Io ringrazio il Signore per tutte le cose che ha fatto nella mia vita, per avermi condotto fin qui a conoscere questa famiglia che è così benedetta nel Signore. Lo ringrazio per le benedizioni che ho avuto finora e per quelle che verranno. Vorrei parlarvi di come il Signore ha operato nella mia famiglia, delle tante esperienze sovrannaturali che abbiamo fatto, perché tante volte ognuno di noi è come Tommaso: non crede se non tocca. Ma non credo di avere tutto il tempo a disposizione, quindi ve ne dirò alcune.

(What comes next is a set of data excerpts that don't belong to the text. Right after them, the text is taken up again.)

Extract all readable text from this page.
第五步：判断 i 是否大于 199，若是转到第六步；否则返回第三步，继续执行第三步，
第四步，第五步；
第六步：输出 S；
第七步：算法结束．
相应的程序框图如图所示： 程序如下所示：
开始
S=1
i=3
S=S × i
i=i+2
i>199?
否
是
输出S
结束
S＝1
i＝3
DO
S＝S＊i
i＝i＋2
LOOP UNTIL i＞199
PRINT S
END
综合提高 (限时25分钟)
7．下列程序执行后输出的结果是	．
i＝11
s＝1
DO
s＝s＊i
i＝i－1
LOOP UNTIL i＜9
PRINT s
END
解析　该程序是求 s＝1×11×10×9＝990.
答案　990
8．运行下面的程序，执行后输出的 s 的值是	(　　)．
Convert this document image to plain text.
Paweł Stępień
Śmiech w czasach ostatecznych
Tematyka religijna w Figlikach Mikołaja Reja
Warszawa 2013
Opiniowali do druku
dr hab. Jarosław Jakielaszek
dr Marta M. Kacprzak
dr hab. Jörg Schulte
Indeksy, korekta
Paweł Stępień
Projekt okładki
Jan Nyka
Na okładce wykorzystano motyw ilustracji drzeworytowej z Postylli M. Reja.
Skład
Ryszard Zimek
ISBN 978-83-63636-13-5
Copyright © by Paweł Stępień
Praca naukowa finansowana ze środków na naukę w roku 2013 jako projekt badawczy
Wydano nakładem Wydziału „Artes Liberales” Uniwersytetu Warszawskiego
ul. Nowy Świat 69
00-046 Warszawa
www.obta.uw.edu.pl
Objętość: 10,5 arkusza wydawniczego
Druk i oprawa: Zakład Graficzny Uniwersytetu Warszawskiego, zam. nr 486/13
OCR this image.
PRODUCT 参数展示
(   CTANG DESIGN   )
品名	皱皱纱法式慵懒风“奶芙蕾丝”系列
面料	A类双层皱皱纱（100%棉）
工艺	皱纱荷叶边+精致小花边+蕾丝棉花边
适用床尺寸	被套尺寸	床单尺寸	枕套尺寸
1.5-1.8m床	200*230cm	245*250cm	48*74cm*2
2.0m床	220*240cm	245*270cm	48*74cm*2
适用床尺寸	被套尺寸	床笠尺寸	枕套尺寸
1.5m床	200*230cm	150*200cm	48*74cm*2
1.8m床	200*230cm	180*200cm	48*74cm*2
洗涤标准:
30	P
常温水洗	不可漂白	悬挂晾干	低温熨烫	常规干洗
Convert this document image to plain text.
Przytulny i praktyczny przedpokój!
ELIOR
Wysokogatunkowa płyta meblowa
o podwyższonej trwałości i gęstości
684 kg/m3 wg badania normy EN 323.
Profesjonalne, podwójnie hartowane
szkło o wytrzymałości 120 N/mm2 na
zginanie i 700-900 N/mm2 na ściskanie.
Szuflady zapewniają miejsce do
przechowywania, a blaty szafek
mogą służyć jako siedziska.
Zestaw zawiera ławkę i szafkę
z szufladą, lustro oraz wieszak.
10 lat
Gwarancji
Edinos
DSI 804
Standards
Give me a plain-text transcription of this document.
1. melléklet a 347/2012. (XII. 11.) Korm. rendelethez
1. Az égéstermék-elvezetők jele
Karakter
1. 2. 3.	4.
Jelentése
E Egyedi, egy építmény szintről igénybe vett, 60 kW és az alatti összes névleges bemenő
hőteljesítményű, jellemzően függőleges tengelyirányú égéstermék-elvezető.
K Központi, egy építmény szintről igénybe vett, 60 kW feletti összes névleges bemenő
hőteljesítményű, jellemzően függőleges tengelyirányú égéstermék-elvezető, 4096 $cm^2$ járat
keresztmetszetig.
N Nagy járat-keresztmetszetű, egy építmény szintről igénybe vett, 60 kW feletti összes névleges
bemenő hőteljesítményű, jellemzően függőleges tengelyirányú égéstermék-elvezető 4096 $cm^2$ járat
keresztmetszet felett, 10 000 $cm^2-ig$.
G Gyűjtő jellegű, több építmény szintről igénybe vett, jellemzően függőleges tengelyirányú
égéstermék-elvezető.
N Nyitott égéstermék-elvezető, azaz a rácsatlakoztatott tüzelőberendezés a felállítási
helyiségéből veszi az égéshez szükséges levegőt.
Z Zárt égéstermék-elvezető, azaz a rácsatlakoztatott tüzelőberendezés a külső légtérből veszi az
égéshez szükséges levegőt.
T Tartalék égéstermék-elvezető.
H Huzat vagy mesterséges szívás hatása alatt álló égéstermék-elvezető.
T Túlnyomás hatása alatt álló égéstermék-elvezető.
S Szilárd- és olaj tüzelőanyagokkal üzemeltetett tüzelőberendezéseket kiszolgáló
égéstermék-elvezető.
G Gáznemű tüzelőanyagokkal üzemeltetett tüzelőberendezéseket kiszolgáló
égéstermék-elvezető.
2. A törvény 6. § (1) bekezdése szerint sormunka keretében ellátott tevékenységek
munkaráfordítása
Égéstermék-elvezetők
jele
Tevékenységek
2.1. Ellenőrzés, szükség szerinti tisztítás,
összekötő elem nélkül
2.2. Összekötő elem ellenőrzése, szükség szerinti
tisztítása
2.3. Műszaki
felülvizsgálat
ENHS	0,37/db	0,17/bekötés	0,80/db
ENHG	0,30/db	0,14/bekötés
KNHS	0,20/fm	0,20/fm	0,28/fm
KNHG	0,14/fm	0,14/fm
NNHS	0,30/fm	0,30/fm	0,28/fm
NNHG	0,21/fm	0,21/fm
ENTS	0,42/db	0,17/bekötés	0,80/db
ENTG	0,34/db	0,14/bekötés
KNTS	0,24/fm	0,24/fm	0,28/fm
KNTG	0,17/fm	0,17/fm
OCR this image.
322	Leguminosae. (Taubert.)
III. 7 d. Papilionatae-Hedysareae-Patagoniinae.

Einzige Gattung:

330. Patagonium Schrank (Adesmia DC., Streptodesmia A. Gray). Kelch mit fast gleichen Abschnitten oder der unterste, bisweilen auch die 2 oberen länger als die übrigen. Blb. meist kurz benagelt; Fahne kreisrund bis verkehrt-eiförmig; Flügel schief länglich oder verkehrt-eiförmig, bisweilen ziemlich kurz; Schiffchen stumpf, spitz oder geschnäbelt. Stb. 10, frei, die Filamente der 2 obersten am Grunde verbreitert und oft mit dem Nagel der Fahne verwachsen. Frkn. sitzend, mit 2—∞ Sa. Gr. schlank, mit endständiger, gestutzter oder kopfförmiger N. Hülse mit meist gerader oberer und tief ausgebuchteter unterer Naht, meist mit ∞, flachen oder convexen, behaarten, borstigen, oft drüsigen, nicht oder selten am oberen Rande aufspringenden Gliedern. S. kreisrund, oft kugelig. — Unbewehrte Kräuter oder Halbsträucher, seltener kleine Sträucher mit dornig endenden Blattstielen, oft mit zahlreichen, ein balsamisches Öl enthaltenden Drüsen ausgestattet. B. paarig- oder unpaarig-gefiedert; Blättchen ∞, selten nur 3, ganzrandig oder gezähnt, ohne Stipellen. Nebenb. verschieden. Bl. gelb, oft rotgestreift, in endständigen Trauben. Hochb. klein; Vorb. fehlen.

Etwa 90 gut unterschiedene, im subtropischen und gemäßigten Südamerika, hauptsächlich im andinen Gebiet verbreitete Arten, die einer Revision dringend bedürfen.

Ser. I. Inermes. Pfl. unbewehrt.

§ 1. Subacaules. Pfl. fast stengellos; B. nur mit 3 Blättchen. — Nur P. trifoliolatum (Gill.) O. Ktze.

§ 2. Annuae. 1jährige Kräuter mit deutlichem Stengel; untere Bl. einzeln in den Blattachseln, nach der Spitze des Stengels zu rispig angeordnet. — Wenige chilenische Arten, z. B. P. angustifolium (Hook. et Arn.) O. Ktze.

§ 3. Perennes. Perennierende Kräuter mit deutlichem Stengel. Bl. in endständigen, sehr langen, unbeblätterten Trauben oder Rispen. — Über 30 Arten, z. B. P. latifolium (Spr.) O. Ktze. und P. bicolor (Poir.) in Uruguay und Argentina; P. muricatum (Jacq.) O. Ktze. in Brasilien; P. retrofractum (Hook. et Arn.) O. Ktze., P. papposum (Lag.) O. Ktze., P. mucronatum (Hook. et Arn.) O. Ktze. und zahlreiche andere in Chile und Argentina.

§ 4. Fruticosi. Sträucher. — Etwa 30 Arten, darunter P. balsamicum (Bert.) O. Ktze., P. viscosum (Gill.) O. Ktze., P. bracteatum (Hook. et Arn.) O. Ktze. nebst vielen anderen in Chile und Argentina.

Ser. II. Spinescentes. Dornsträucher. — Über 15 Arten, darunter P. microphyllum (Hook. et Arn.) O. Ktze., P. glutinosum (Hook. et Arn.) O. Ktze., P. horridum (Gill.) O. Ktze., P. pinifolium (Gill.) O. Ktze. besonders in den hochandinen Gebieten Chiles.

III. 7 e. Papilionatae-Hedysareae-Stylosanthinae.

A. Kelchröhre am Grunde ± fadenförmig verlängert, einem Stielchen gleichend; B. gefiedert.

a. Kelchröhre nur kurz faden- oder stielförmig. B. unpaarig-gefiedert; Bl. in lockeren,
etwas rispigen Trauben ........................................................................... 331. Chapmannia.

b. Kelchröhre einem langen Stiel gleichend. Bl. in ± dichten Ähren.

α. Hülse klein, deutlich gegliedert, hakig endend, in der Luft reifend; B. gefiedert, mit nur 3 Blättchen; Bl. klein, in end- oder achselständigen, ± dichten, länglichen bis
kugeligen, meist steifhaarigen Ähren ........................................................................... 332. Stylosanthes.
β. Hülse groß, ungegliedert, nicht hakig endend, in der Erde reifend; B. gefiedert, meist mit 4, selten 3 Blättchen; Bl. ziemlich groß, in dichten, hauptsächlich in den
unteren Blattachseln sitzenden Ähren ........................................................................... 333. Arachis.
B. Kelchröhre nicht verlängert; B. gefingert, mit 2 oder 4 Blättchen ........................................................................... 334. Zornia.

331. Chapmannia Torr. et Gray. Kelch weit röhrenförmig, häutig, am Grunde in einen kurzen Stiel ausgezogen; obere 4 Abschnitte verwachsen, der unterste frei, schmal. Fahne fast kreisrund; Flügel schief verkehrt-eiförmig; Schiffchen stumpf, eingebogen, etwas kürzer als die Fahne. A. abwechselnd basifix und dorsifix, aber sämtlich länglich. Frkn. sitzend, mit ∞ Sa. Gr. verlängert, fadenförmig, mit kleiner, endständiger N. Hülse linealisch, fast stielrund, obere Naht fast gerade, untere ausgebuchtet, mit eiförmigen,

Come quella volta che partecipai a un raduno cristiano solo per far piacere a mia moglie, perché per me era un raduno di persone religiose esaltate che avrebbero cercato di farmi il lavaggio del cervello — che pregavano e gridavano a uno spirito santo virtuale. Vi chiedo scusa per questo. Ad un certo punto, nonostante la mia incredulità, sento entrare delicatamente nella mia testa un fuoco che piano piano mi avvolge. Un dubbio mi assale e mi toglie le mie sicurezze carnali. Non ci credevo, e quando sta per uscire, sempre delicatamente, chiedo al Signore: «Se sei tu, non te ne andare». E all'improvviso rientra dentro di me rapidamente.
O di quella volta che venni in chiesa e durante la lode fui compunto da questo spirito che non riuscii più a stare in piedi, tremando e piangendo. Scappai nella chiesa per non farmi vedere da nessuno, con dentro un fuoco ardente nel mio cuore che è difficile da spiegare.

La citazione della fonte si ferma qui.